Leandro E. G. Ferreira, Facebook.
Uma das mais importantes decisões tomadas pelo Tribunal Constitucional de Angola desde a sua institucionalização é, inequivocamente, o acórdão 111/2010 (em geral desconhecido pelos cidadãos, não obstante ter definido, provavelmente de forma absoluta, os destinos do país nos anos seguintes).
Ao contrário da sua posição regularmente invisível no sistema constitucional de exercício dos poderes públicos, que cria uma impressão generalizada de importância bastante diminuta, o TC apresentou uma diferente visão, demonstrando a relevância fundamental do Vice-Presidente da República, em especial na articulação dos processos de substituição do PR, temporária e definitiva.
O acórdão censurou a hipótese de existirem quaisquer mecanismos que permitam a cidadãos assumirem a função de Presidente da República sem que tenham sido sujeitos a escrutínio popular especificamente para esse propósito (ou expectável propósito), em função do limite material do sufrágio directo, previsto na LC n.º 23/92 e que se mantém no texto constitucional até hoje. Esta é a expressão e representação da importância fundamental de um VPR, enquanto gigante adormecido, com susceptibilidade de assumir a direcção dos destinos do país.
Em geral, os artigos 132.º e 132.º-A agora propostos à revisão constitucional mantêm o problema já antes identificado no artigo 132.º em vigor (designação pelo partido de outros membros da mesma lista). Possivelmente por desatenção, a disposição não mereceu a mesma censura da parte do Tribunal Constitucional em 2010, mas em total desalinhamento com os fundamentos pelos quais declarou a inconstitucionalidade da alínea a) do artigo 119.º da versão inicial da CRA aprovada pela Assembleia Constituinte (não eleição directa de quem assume a função de Presidente da República). O TC ordenou a supressão de tal disposição e impôs a designação dos dois concorrentes a PR e VPR nos primeiros lugares da lista concorrente ao círculo nacional, bem como a identificação directa com foto do concorrente a PR no boletim de voto.
Tanto para o caso de substituição do Presidente da República, como do Vice-Presidente, foi ponto assente naquela decisão que qualquer cidadão só pode vir a tornar-se Presidente da República se, em algum momento, tiver sido designado num dos primeiros dois lugares da lista do partido político vencedor das eleições gerais no círculo nacional (a única via que permite o exercício directo do sufrágio). Não tendo sido esta a situação, a solução deve necessariamente consistir em antecipação das eleições, tal como prevê já o n.º 3 do do actual artigo 132.º, CRA em caso de impedimento definitivo simultâneos no decurso do mandato. A proposta deve igualar, portanto e a meu ver, o impedimento definitivo antes da tomada de posse e no exercício de funções, não havendo razões objectivas para a diferenciação que agora se pretende.

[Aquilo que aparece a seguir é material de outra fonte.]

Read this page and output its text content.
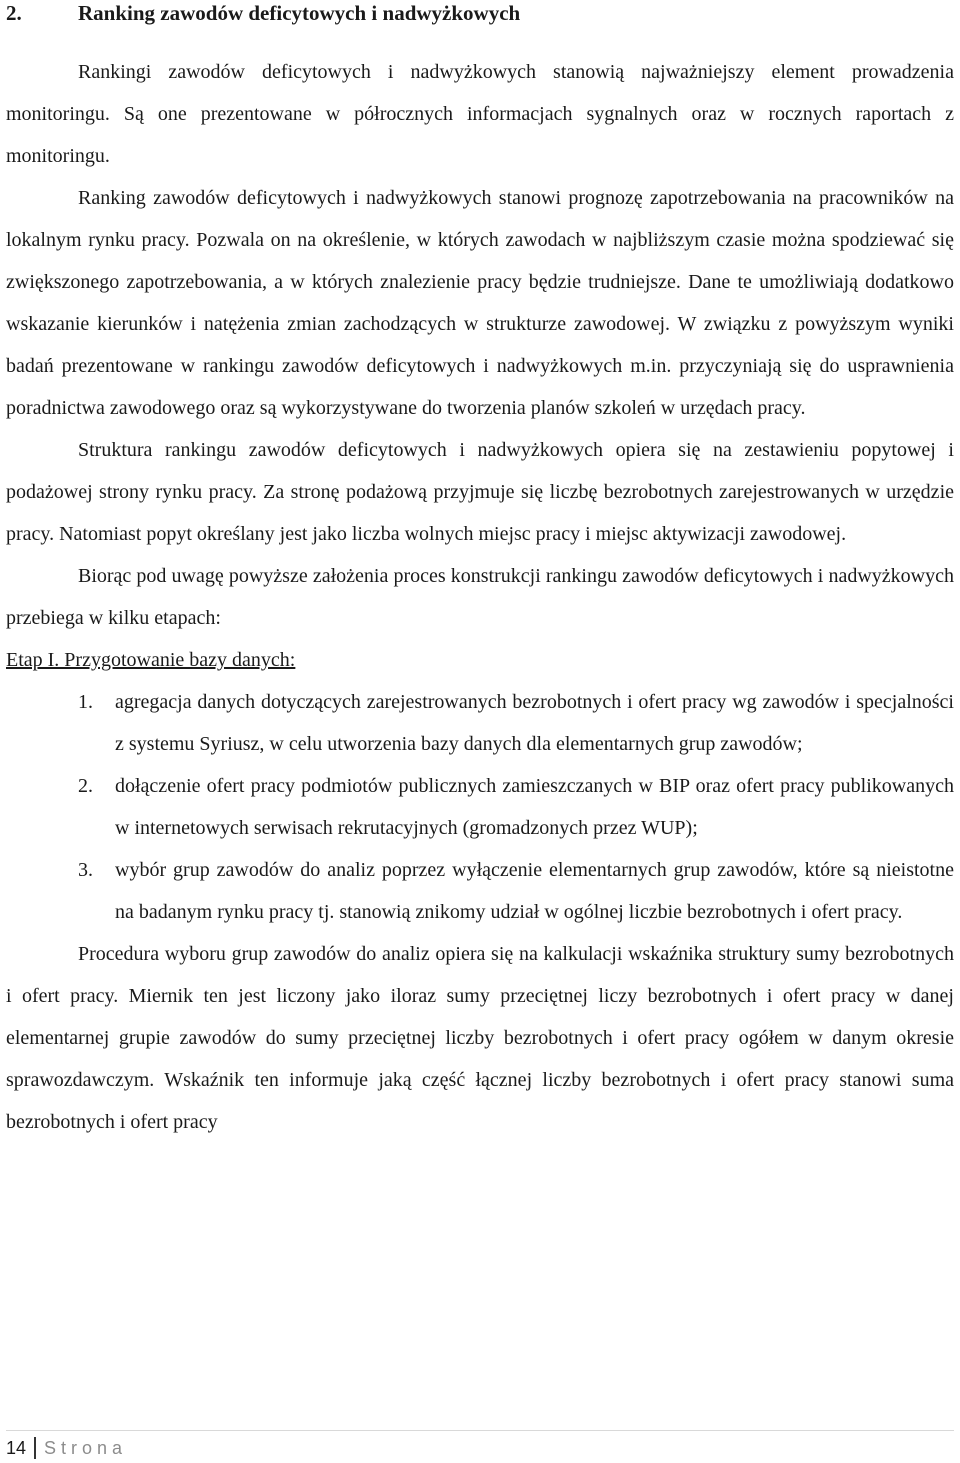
2.	Ranking zawodów deficytowych i nadwyżkowych

Rankingi zawodów deficytowych i nadwyżkowych stanowią najważniejszy element prowadzenia monitoringu. Są one prezentowane w półrocznych informacjach sygnalnych oraz w rocznych raportach z monitoringu.

Ranking zawodów deficytowych i nadwyżkowych stanowi prognozę zapotrzebowania na pracowników na lokalnym rynku pracy. Pozwala on na określenie, w których zawodach w najbliższym czasie można spodziewać się zwiększonego zapotrzebowania, a w których znalezienie pracy będzie trudniejsze. Dane te umożliwiają dodatkowo wskazanie kierunków i natężenia zmian zachodzących w strukturze zawodowej. W związku z powyższym wyniki badań prezentowane w rankingu zawodów deficytowych i nadwyżkowych m.in. przyczyniają się do usprawnienia poradnictwa zawodowego oraz są wykorzystywane do tworzenia planów szkoleń w urzędach pracy.

Struktura rankingu zawodów deficytowych i nadwyżkowych opiera się na zestawieniu popytowej i podażowej strony rynku pracy. Za stronę podażową przyjmuje się liczbę bezrobotnych zarejestrowanych w urzędzie pracy. Natomiast popyt określany jest jako liczba wolnych miejsc pracy i miejsc aktywizacji zawodowej.

Biorąc pod uwagę powyższe założenia proces konstrukcji rankingu zawodów deficytowych i nadwyżkowych przebiega w kilku etapach:

Etap I. Przygotowanie bazy danych:

1. agregacja danych dotyczących zarejestrowanych bezrobotnych i ofert pracy wg zawodów i specjalności z systemu Syriusz, w celu utworzenia bazy danych dla elementarnych grup zawodów;
2. dołączenie ofert pracy podmiotów publicznych zamieszczanych w BIP oraz ofert pracy publikowanych w internetowych serwisach rekrutacyjnych (gromadzonych przez WUP);
3. wybór grup zawodów do analiz poprzez wyłączenie elementarnych grup zawodów, które są nieistotne na badanym rynku pracy tj. stanowią znikomy udział w ogólnej liczbie bezrobotnych i ofert pracy.

Procedura wyboru grup zawodów do analiz opiera się na kalkulacji wskaźnika struktury sumy bezrobotnych i ofert pracy. Miernik ten jest liczony jako iloraz sumy przeciętnej liczy bezrobotnych i ofert pracy w danej elementarnej grupie zawodów do sumy przeciętnej liczby bezrobotnych i ofert pracy ogółem w danym okresie sprawozdawczym. Wskaźnik ten informuje jaką część łącznej liczby bezrobotnych i ofert pracy stanowi suma bezrobotnych i ofert pracy

14 Strona
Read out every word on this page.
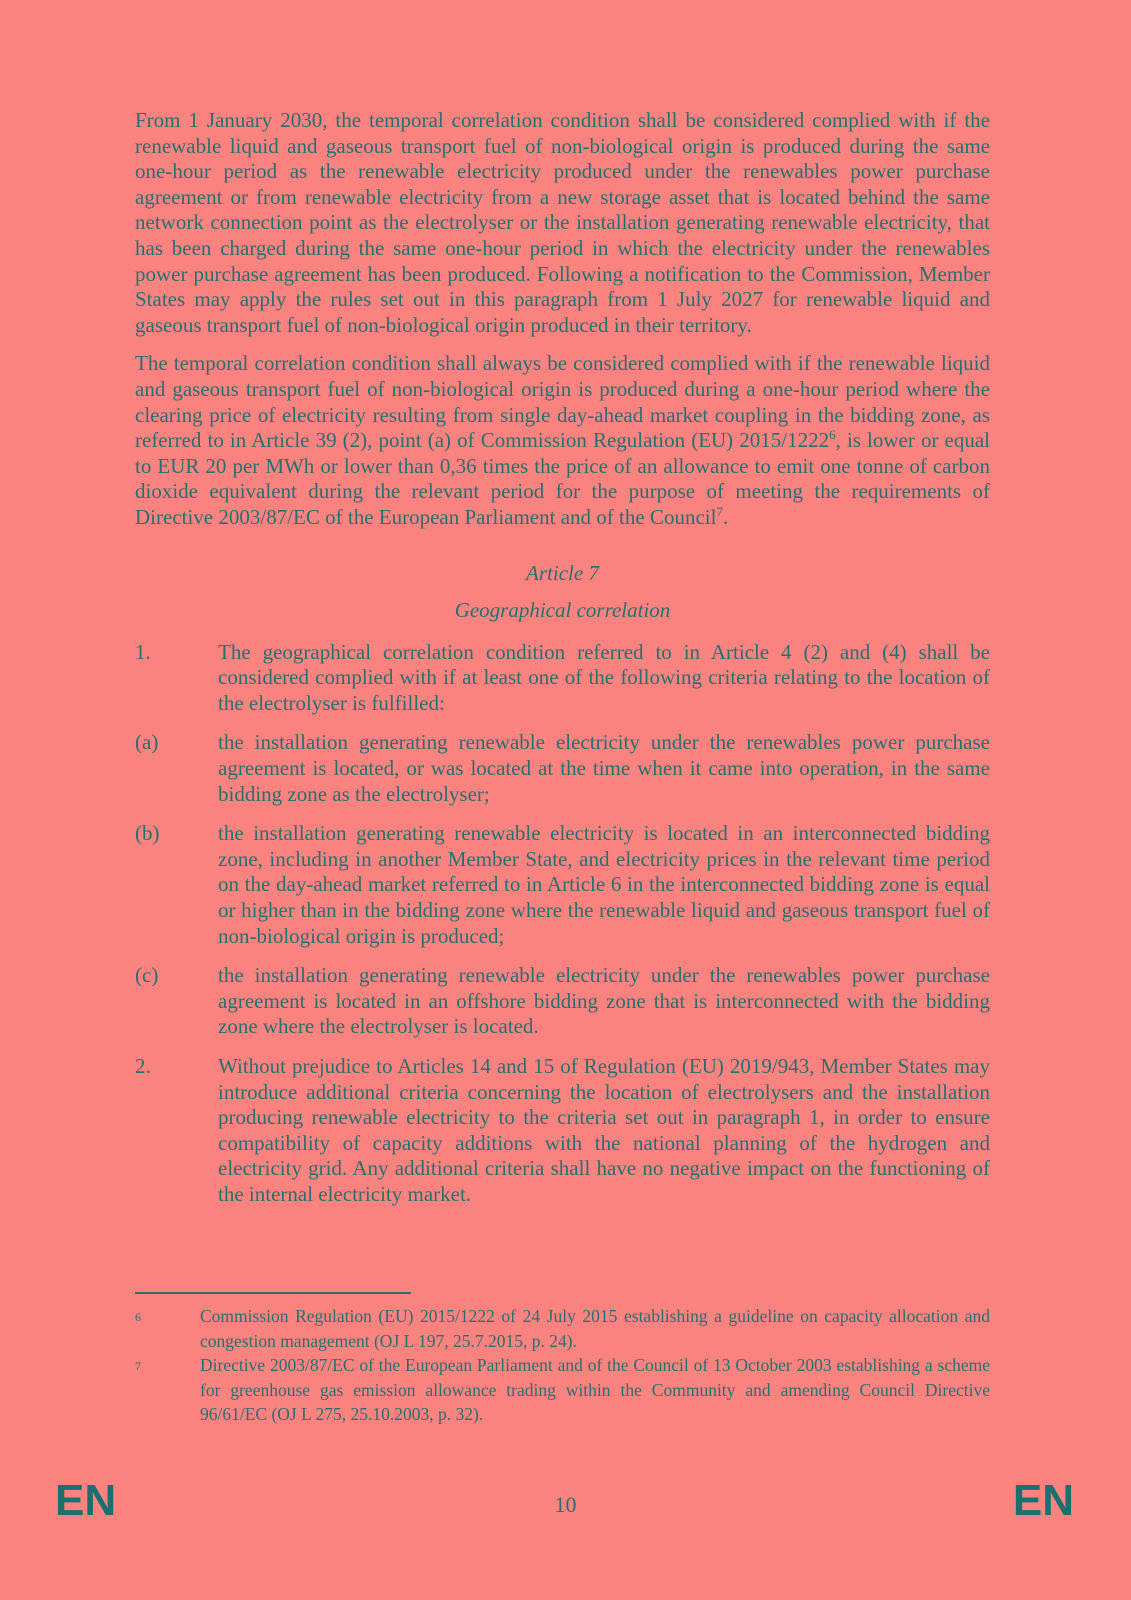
From 1 January 2030, the temporal correlation condition shall be considered complied with if the renewable liquid and gaseous transport fuel of non-biological origin is produced during the same one-hour period as the renewable electricity produced under the renewables power purchase agreement or from renewable electricity from a new storage asset that is located behind the same network connection point as the electrolyser or the installation generating renewable electricity, that has been charged during the same one-hour period in which the electricity under the renewables power purchase agreement has been produced. Following a notification to the Commission, Member States may apply the rules set out in this paragraph from 1 July 2027 for renewable liquid and gaseous transport fuel of non-biological origin produced in their territory.

The temporal correlation condition shall always be considered complied with if the renewable liquid and gaseous transport fuel of non-biological origin is produced during a one-hour period where the clearing price of electricity resulting from single day-ahead market coupling in the bidding zone, as referred to in Article 39 (2), point (a) of Commission Regulation (EU) 2015/1222$^6$, is lower or equal to EUR 20 per MWh or lower than 0,36 times the price of an allowance to emit one tonne of carbon dioxide equivalent during the relevant period for the purpose of meeting the requirements of Directive 2003/87/EC of the European Parliament and of the Council$^7$.

Article 7
Geographical correlation
1.	The geographical correlation condition referred to in Article 4 (2) and (4) shall be considered complied with if at least one of the following criteria relating to the location of the electrolyser is fulfilled:
(a)	the installation generating renewable electricity under the renewables power purchase agreement is located, or was located at the time when it came into operation, in the same bidding zone as the electrolyser;
(b)	the installation generating renewable electricity is located in an interconnected bidding zone, including in another Member State, and electricity prices in the relevant time period on the day-ahead market referred to in Article 6 in the interconnected bidding zone is equal or higher than in the bidding zone where the renewable liquid and gaseous transport fuel of non-biological origin is produced;
(c)	the installation generating renewable electricity under the renewables power purchase agreement is located in an offshore bidding zone that is interconnected with the bidding zone where the electrolyser is located.
2.	Without prejudice to Articles 14 and 15 of Regulation (EU) 2019/943, Member States may introduce additional criteria concerning the location of electrolysers and the installation producing renewable electricity to the criteria set out in paragraph 1, in order to ensure compatibility of capacity additions with the national planning of the hydrogen and electricity grid. Any additional criteria shall have no negative impact on the functioning of the internal electricity market.
6	Commission Regulation (EU) 2015/1222 of 24 July 2015 establishing a guideline on capacity allocation and congestion management (OJ L 197, 25.7.2015, p. 24).
7	Directive 2003/87/EC of the European Parliament and of the Council of 13 October 2003 establishing a scheme for greenhouse gas emission allowance trading within the Community and amending Council Directive 96/61/EC (OJ L 275, 25.10.2003, p. 32).
EN	10	EN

Essa solução deve impor-se, por razões óbvias, aos casos de “posição de trânsito”, devendo considerar-se a decisão do TC extensível às situações de trânsito Lista-VPR-PR, considerando a falta de legitimação popular, ainda que o designado se encontre em tempo significativo na função de VPR.
Do mesmo modo, não se encontram resolvidos os problemas referentes à contagem, comunicabilidade e limitação de mandatos existente na aplicação remissiva das regras do PR ao VPR (n.º 4, artigo 131.º), situação que é reflexa e intimamente ligada ao problema da substituição por impedimento definitivo, pois podem colocar-se especiais dificuldades de contagem e limitação dos mandatos no desempenho do segundo turno.
O VPR, a quem se aplica o regime do PR, está condicionado em todo o topo do Executivo ou apenas em relação ao seu estatuto, quando se trata de limitação de mandatos?
O regime proposto para revisão continua a não responder a isso satisfatoriamente, mesmo tendo tocado numa norma reflexa.
É, como se vê, um gigante adormecido!